Acute Ischemic Stroke

Status

Terminated

Phase

Early Phase 1

Locations

Netherlands

Study Type

Interventional

Intervention

C1-inhibitor

About this trial

This is an interventional treatment trial for Acute Ischemic Stroke focused on measuring Acute Ischemic Stroke, TS01, Mutant pro-urokinase, M5, C1 inhibitor, Safety, Stroke, Tolerability, Ischemia, Cerebral Infarction, Cerebrovascular Disorders, Vascular Diseases, Cardiovascular Diseases, Brain Infarction, Brain Ischemia, Fibrinolytic Agents, Thrombolytic Agents, Molecular Mechanisms of Pharmacological Action, Pharmacologic Actions, Cardiovascular Agents, Therapeutic Uses, Hematologic Agents

Eligibility Criteria

18 Years - 35 Years (Adult)MaleAccepts Healthy Volunteers

Inclusion Criteria:

Be male, aged between 18 and 35 years inclusive, and with a body weight of at least 60 kg and a body mass index (BMI) between 18.5 and 25 kg/m2 inclusive.
Be without clinical significant abnormalities according to the investigator's judgment, based on a detailed medical history, a complete physical examination (including vital signs), a standard 12-lead electrocardiogram, urinalysis, and routine clinical laboratory tests.
Have endogenous C1-inhibitor, α2-antiplasmin, fibrinogen, and plasminogen levels within the laboratory's reference range.
Have a negative serology for HIV, HBsAg, and HCV.
Have a negative test for alcohol and drugs of abuse at screening and on study day -1.
Be capable of understanding and willing to comply with the conditions and restrictions of the protocol.
Have read, understood and provided written informed consent.

Exclusion Criteria:

Has a known or suspected inherited, congenital, or acquired disease or condition that affects the haemostatic or coagulation pathways or that is associated with an increased bleeding tendency.
Has a reasonable chance of developing a clinically significant bleeding event or a bleeding event that may go undetected for a considerable amount of time during the study, for example:
Has undergone major (internal) surgery or trauma within the last three months of the anticipated dosing day;
Has an intestinal or cerebral vascular malformation;
Has participated in high impact contact sports, such as kick-boxing, within two weeks of the anticipated dosing day.
Has received any systemically absorbed drug or substance (including prescription, over-the-counter, or alternative remedies) that is not permitted by this protocol prior to dosing without undergoing a wash-out period of at least seven times the elimination half-life of the product.

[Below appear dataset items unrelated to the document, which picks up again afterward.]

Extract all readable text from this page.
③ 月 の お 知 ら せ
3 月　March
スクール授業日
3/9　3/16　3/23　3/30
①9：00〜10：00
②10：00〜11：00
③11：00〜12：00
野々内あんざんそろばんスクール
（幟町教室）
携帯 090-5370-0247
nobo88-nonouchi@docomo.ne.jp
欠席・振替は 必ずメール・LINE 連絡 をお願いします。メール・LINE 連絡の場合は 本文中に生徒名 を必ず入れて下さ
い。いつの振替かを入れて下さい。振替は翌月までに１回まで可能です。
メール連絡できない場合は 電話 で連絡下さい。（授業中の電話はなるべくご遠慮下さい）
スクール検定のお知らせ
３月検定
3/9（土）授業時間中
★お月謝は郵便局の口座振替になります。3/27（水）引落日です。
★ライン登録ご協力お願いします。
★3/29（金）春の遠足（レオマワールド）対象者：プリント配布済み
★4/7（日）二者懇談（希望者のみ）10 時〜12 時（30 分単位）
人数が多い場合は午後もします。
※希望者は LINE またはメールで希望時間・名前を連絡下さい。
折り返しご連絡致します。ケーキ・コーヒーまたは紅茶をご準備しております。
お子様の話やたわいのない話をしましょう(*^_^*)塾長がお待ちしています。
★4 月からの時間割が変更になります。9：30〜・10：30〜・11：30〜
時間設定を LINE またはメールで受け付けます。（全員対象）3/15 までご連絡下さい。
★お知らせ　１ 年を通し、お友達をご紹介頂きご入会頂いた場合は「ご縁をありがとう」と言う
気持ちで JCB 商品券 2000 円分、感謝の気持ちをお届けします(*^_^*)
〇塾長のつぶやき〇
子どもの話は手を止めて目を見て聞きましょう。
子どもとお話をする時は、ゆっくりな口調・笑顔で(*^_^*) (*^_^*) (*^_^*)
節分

For aspirin or other products inhibiting thrombocyte-aggregation the wash-out period must not be less than 28 days.
Has smoked tobacco in any form within three months of dosing, or has ever smoked more than five cigarettes per day (or equivalent) on average.
Has received blood or plasma derivatives in the year preceding the administration day.
Has lost blood or plasma outside the limits of the local blood donation service (i.c. Sanquin) three months prior to dosing.
Has a known hypersensitivity to any of the investigational material or related compounds.
Has a history of severe hypersensitivity or of an allergy with severe reactions.
Has a history of substance abuse, including caffeine, tobacco, and alcohol.
Has a condition or demonstrates an attitude that in the opinion of the investigator might jeopardise the subject's health or well-being, or the scientific integrity of the study results.
Is mentally or legally incapacitated to provide informed consent.

Sites / Locations

Center for Human Drug Research

Arms of the Study

Arm 1

Arm 2

Arm Type

Experimental

Arm Label

mutant pro-urokinase (M5) alone

Mutant pro-urokinase (M5) and its inhibitor, C1 inhibitor

Arm Description

In the first study part subjects in cohorts of 4 will receive ascending doses of either M5 (3 subjects) or M5-placebo (1 subject) without C1-inhibitor.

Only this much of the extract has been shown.